Luo’s central finding is an absence of what she calls “a lack of ‘two-way transparency’ between teachers and students regarding the use of GenAI in assessment” (p. 1001). Students are required to declare their AI use, submit chat records, and sign accountability forms. But teachers rarely reciprocate. Few professors explained how AI-mediated work would actually be graded.
The Turnitin AI score? Only visible to teachers. Students had no way to check whether their own work would be flagged before they submitted it. One student described the process as operating inside a “black box.” Luo frames this directly: “the same level of transparency is not observed from the teacher’s side” and argues that “the one-way transparency may be interpreted as a surveillance mechanism that reinforces top-down control and a power imbalance between students and teachers” (p. 1001).
This connects to a pattern I’ve seen across the research I cover on this blog. When I wrote about Luo’s earlier policy analysis of 20 top universities, the findings were strikingly similar: GenAI policies overwhelmingly framed students as potential cheaters and focused on policing originality. That paper argued for moving past a narrow originality lens. This new study shows what that narrow framing actually does to students on the ground. They don’t just feel policed. They stop engaging with the tools at all, even when the tools are technically permitted.

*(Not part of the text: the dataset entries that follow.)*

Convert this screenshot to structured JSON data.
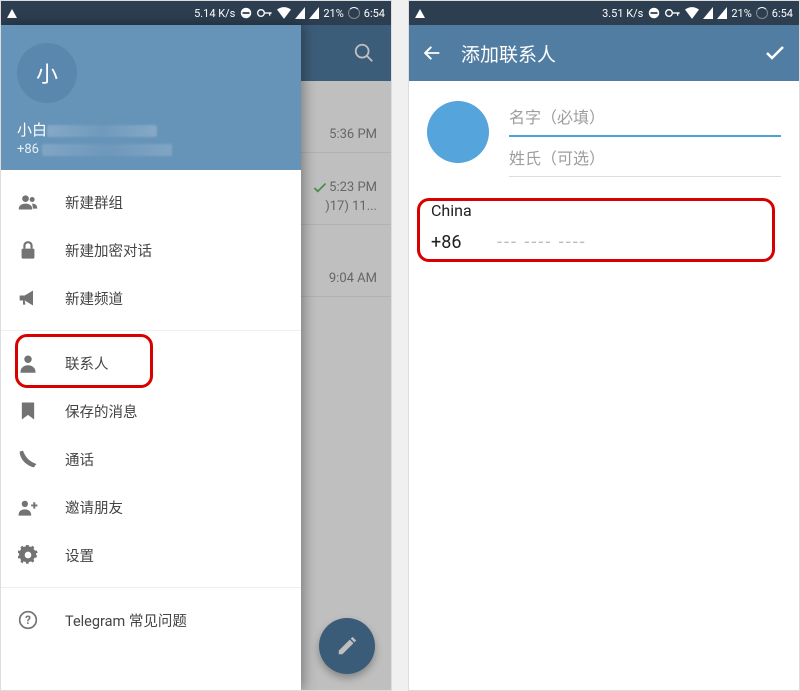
{
  "status": {
    "speed_left": "5.14 K/s",
    "speed_right": "3.51 K/s",
    "battery": "21%",
    "time": "6:54"
  },
  "left": {
    "drawer": {
      "avatar_initial": "小",
      "name": "小白",
      "phone_prefix": "+86",
      "items": [
        {
          "icon": "group",
          "label": "新建群组"
        },
        {
          "icon": "lock",
          "label": "新建加密对话"
        },
        {
          "icon": "megaphone",
          "label": "新建频道"
        },
        {
          "icon": "contact",
          "label": "联系人"
        },
        {
          "icon": "bookmark",
          "label": "保存的消息"
        },
        {
          "icon": "phone",
          "label": "通话"
        },
        {
          "icon": "adduser",
          "label": "邀请朋友"
        },
        {
          "icon": "gear",
          "label": "设置"
        },
        {
          "icon": "help",
          "label": "Telegram 常见问题"
        }
      ]
    },
    "chats": {
      "times": [
        "5:36 PM",
        "5:23 PM",
        "9:04 AM"
      ],
      "partial_text": ")17) 11..."
    }
  },
  "right": {
    "title": "添加联系人",
    "first_name_ph": "名字（必填）",
    "last_name_ph": "姓氏（可选）",
    "country": "China",
    "cc": "+86",
    "number_ph": "--- ---- ----"
  }
}
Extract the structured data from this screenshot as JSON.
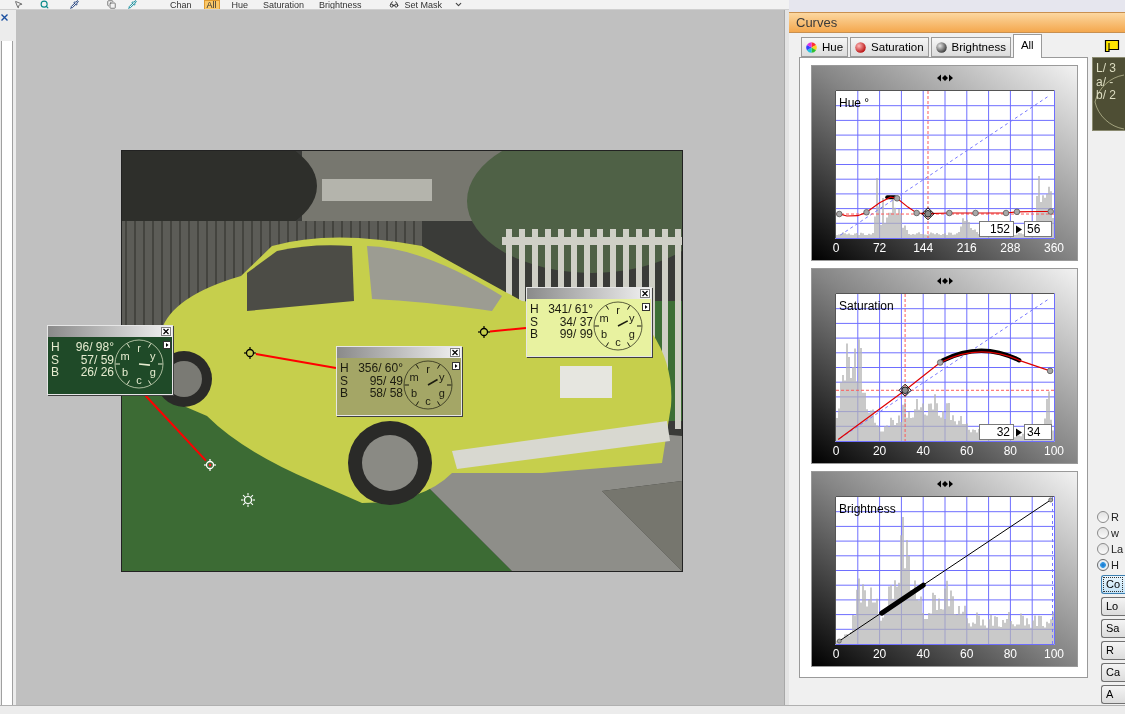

The declaration problem is especially telling. Students in Luo’s study were reluctant to acknowledge their AI use even when it was allowed. They worried that admitting to using ChatGPT for brainstorming or grammar corrections would lead to lower grades or negative assumptions about their abilities.
One student was direct about it: if you acknowledge AI use, the teacher may think “you are not independent enough, your language skills are poor, or even you’ve used AI to write most parts of the assignment.” The ambiguity around how disclosure factors into grading created enough doubt that many students chose to hide their use entirely.
I’ve seen this same tension in McDonald et al.’s (2025) analysis of GenAI policies across 116 US R1 universities, where most institutional guidelines focused on restrictions and penalties and very few addressed how AI-mediated work should actually be evaluated. The pattern is consistent: institutions create frameworks that demand student transparency without offering any transparency in return.
GenAI and Trust in Education
Luo also found that personal connection played a major role in trust-building. Students in large classes felt anonymous, and several believed their professors would default to suspicion because they didn’t know them as individuals. One student emailed a professor after seeing a low “human originality score” on an open-source detector.
The professor responded reassuringly, but the student still felt uneasy because the professor didn’t really know her. In contrast, when a professor spent class time walking students through prompts, reflecting on AI outputs, and openly acknowledging that AI detection can be inaccurate, students felt significantly safer. The professor’s attitude functioned as a trust signal.
Luo frames this through the concept of “competence trust,” drawing on Reina and Reine (2006), which describes the belief that someone has the necessary skills for their role. What’s new here is that students now expect that competence to extend to AI literacy, not just subject expertise. And the generational dynamics matter too: Chan and Lee (2023), cited in the paper, found that Gen Z university students are more optimistic about GenAI than their Gen X and millennial professors. Students are ready to engage. They’re waiting for their teachers to catch up.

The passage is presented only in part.